Albums Of The Week

The Boss still rocks

Bruce Springsteen's fiery spirit comes to the fore in his new album Chapter And Verse

Bruce Springsteen's music career spans 50 years.
Bruce Springsteen's music career spans 50 years. PHOTO: AGENCE FRANCE-PRESSE

A companion release to Born To Run, the new autobiography by Bruce Springsteen, Chapter And Verse, is a breathless account of The Boss' wide-ranging oeuvre dating back 50 years.

More than just a collection of the most significant tunes from official releases, Chapter And Verse also includes five previously unreleased and rare tracks that offer a peek into his early years, the foundation that makes him one of the United States' most beloved troubadours.

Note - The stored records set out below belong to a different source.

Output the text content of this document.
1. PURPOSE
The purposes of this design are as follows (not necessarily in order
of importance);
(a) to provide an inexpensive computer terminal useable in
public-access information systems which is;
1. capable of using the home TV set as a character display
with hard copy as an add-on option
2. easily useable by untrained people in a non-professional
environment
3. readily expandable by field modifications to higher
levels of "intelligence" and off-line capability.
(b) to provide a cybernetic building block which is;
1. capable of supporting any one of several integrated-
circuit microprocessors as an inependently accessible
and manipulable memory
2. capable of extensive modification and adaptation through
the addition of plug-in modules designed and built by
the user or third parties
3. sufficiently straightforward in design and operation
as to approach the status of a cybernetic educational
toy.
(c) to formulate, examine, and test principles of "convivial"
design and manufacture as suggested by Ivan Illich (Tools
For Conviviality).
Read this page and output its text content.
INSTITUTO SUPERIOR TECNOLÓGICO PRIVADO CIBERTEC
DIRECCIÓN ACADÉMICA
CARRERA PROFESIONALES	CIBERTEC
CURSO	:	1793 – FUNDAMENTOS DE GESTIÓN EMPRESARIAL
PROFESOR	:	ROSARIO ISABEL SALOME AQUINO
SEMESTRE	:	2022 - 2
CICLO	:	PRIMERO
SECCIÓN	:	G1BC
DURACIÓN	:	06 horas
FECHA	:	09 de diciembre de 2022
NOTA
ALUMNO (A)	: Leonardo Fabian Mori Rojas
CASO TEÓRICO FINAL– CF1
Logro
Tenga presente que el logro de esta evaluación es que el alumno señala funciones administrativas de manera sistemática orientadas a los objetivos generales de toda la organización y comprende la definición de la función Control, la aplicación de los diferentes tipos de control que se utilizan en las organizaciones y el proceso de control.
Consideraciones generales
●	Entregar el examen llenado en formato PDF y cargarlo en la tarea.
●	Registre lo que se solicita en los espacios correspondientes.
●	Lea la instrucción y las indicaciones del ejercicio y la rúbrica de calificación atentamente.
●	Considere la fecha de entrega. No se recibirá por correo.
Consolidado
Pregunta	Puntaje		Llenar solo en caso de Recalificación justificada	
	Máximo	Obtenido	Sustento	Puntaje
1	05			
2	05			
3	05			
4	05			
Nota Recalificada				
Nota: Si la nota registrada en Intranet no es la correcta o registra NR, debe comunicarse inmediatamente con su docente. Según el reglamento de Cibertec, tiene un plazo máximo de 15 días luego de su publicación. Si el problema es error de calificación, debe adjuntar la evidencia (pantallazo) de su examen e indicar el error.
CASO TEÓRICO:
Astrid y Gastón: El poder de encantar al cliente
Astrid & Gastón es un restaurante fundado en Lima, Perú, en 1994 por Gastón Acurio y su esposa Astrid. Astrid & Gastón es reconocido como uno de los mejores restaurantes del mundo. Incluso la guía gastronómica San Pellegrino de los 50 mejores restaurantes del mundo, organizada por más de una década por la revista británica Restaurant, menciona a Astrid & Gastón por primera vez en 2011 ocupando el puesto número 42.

If you are used to the 67-year- old's gruff and throaty-voice, be prepared to be mildly startled by how high-pitched his vocals are on The Castiles' Baby I. Named after a shampoo, The Castiles were one of the then-teenage Springsteen's first bands, and he has a hand in writing the 1966 track, a pastiche of The Beatles' early bubblegum pop works circa Please Please Me.

The second Castiles tune tackles Willie Dixon's You Can't Judge A Book By The Cover. Recorded in 1967, it is a bit of a ramshackle live jam, closer in spirit to rock 'n' roll tunes from its nascent days in the late 1940s and early 1950s.

But even then, his fiery spirit comes to the fore and you can visualise the sweat and bulging veins on him as he hollers these catchy tunes.

  • ROCK/FOLK

  • CHAPTER AND VERSE

    Bruce Springsteen

    Columbia

    4/5 stars

His darker tendencies are showcased on He's Guilty (The Judge Song), a heavy-hitting soul rock tune by Steel Mill, which also includes his lifelong collaborators, such as ace guitarist Steve Van Zandt. Notwithstanding its morally vague lyrics ("Now George was speeding, running down his mother/Stabbing his wife then strangling her lover"), its blistering energy is something that would become a hallmark of his later years.

Then, there's a country-tinged ode to anti-heroes Jesse James and Billy The Kid, Ballad Of Jesse James (1971), by the short-lived Bruce Springsteen Band ("Don't you wanna be an outlaw, yeah baby,/ Just a poor boy caught on the skids"), also featuring Van Zandt and future E Street Band members and bassist Garry Tallent.

Perhaps most intriguing among the previously unreleased lot is the 1972 boisterous acoustic-folk tune, Henry Boy, whose lengthy lyrics tell the story of an urban protagonist ("It's a hard world when you're the new kid in town, ain't it, Henry Boy"). It is the type of song that had him pegged as "the next Bob Dylan" in those early years.

The other songs in the album are pretty much Springsteen canon, the tunes that define his career.

His famous musings on the dichotomy between the American dream and the American reality are well documented on signature tunes such as the bittersweet stadium-stomp of Born In The U.S.A. and The Ghost Of Tom Joad, a folk-styled anthem for the disenfranchised.

While the album only scratches the surface of The Boss' prolific output, it is still a rich and mesmerising capsule of the body of work by one of rock's most passionate singers.